Hockey in Österreich: 1900 - 1920

Das Meisterschaftsspiel zwischen dem WAC und Oels mußte für 40 Minuten unterbrochen werden, da der einzige Spielball über die Platz­umfriedung geschlagen wurde und nicht früher gefunden wurde.
(1919)

Hockeyspiel der Oxford University rund um 1900
1900: Vienna Cricketer - Von Sport & Salon

Vor einem Jahrhundert hatte der Sport im Allgemeinen noch nicht jene Position in unserer Gesellschaft wie heute. Damals war höchstens der Radsport gesellschaftsfähig. Alljene, die auf einer Wiese oder im­provisierten Spielfläche einem Ball in Form eines Fetzenlaberls - wie bei den Anfän­gen des Fußballs - oder einer Lederkugel mit einem gekrümmten Stock - wie beim Hockey - einherjagten, galten, wie Poli­zeiberichte aus jener Zeit vermelden, als "höchst suspekte Personen". Sport zu betreiben galt im 19. Jahrhundert als wenig schicklich und nahezu verpönt.

Parallelen zum Fußball aus dieser Zeit sind unübersehbar - in beiden Sportarten waren es Briten, die die Grundlagen ihres Sports in Österreich verbreiteten. 1897 bemühten sich einige in Wien lebende Engländer, die beim "Vienna Cricket and Footballclub" Fußball spielten und beim "Wiener Athletik Club" Leichtathletik betrieben, den Wienern ihre in England erworbenen Kenntnisse des Hockeys beizubringen. Diese anfänglichen Versuche konnten - mangels eines Rasenplatzes - nur in der vom WAC für Athletik und Fechten vorgesehenen Fürst Auerspergschen Reitschule durchgeführt werden. Aufgrund dieser Bedingungen schien die Beschäftigung mit dem Hockey in Österreich damit fast schon zu Ende zu sein: Jeder Schlag der noch völlig ungeübten Spieler wurde auf dem Erd- bzw. Sandplatz von einer riesigen Staubwolke begleitet, als Begrenzung dienten hohe Mauern, die Beleuchtung (ein paar Lampen) ließ die Richtung des Balles nur erahnen.

Es dauerte daher wieder ein paar Jahre, ehe im Prater ein halbwegs ansehnlicher Rasenplatz zur Verfügung stand, worauf nunmehr das Hockeyspiel in Österreich seinen Anfang nahm.
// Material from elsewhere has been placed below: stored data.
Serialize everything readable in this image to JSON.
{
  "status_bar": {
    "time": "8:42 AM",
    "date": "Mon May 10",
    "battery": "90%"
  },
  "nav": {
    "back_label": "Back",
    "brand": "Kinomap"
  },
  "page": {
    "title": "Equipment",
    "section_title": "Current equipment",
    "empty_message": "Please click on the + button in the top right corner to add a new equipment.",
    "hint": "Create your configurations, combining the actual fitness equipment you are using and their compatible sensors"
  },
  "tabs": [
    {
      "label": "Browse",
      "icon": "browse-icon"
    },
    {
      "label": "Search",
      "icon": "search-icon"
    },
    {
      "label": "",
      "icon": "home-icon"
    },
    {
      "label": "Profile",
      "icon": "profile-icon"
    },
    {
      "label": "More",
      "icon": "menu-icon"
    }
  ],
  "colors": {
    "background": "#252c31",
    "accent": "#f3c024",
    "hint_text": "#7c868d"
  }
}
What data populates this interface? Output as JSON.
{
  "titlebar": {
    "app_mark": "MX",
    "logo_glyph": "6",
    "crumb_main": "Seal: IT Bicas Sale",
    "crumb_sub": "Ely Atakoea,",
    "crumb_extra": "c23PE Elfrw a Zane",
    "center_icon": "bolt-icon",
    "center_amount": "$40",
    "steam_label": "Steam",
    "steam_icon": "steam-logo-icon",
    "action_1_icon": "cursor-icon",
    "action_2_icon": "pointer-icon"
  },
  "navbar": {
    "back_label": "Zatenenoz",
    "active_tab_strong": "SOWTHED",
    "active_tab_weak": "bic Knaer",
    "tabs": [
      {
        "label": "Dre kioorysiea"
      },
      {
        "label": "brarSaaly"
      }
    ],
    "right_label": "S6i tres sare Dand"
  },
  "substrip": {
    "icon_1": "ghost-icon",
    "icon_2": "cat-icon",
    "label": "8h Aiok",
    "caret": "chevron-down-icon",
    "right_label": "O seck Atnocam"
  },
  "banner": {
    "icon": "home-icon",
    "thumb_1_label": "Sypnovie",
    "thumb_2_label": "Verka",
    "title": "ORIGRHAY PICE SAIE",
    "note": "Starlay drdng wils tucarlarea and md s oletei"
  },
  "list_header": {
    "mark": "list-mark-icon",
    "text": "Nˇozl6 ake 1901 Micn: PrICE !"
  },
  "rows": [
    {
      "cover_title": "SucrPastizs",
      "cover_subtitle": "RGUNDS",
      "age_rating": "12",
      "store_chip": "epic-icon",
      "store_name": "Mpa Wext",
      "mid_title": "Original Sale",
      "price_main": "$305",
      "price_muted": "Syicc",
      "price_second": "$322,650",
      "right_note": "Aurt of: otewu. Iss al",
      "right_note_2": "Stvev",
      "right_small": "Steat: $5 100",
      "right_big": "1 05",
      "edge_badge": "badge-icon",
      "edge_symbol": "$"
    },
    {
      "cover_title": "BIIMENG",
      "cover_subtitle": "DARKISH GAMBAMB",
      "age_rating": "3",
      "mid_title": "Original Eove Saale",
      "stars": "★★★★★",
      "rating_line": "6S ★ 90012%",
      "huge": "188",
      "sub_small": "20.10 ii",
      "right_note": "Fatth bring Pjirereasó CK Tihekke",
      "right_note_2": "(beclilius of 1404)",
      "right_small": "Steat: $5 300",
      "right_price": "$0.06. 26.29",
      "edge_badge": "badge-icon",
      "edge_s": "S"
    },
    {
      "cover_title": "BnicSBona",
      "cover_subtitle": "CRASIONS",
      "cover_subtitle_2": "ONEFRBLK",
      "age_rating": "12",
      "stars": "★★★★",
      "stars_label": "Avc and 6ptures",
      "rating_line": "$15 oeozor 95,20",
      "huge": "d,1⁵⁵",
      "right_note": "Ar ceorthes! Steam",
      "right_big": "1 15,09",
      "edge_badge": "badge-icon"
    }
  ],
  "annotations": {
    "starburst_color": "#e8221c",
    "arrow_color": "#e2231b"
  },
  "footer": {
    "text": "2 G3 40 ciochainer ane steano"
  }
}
Über das erste Hockeymatch in Wien schrieb damals die Zeitung "Sport im Bild":

Das erste Hockeymatch in Wien

"Die Wiener Fußballsaison ist beendigt, und diejenigen Clubs, welche bisher der Pflege des Fußballspiels obgelegen haben, sehen sich nach anderen Bewegungsspielen um. Viele Vereine haben sich dem Lawn-Tennis und Cricket zugewandt, während andere Rad­fahrsektionen gründen und so die Anhänger­schaft dieses modernsten aller Sports verstär­ken. Der "Vienna Cricket and Football Club" welcher sich um die Verbreitung der Rasenspiele in Wien besonders bemüht, macht jetzt Versuche, für das Hockeyspiel Freunde zu werben, so stellte er vor kurzem seine Mann­schaft zu einem Hockeymatch dem Wiener Athletiksport-Club gegenüber. Obwohl der Wiener Athletiksport-Club schon im vergan­genen Jahre Hockey spielte, und zwar in der Auersperg' sehen Reitschule, so darf man doch das Wettspiel zwischen ihm und dem ''Vienna Cricket and Football Club" als das erste Hockeymatch in Wien betrachten. Trotz der ungünstigen Witterung hatte sich eine stattliche Schar von Zuschauern eingefunden, welche dem Spiele mit regem Interesse folgte. Die Mitglieder des Wiener Athletiksport-Clubs· zeigten allerdings gute Form, konnten jedoch gegen die weit geübteren Engländer nicht aufkommen. Hoffentlich hören wir bald mehr über die Fortschritte des Hockeyspiels in Wien, denn dasselbe gehört zu denjenigen Rasenspielen, welche auch bei uns gepflegt zu werden verdienen."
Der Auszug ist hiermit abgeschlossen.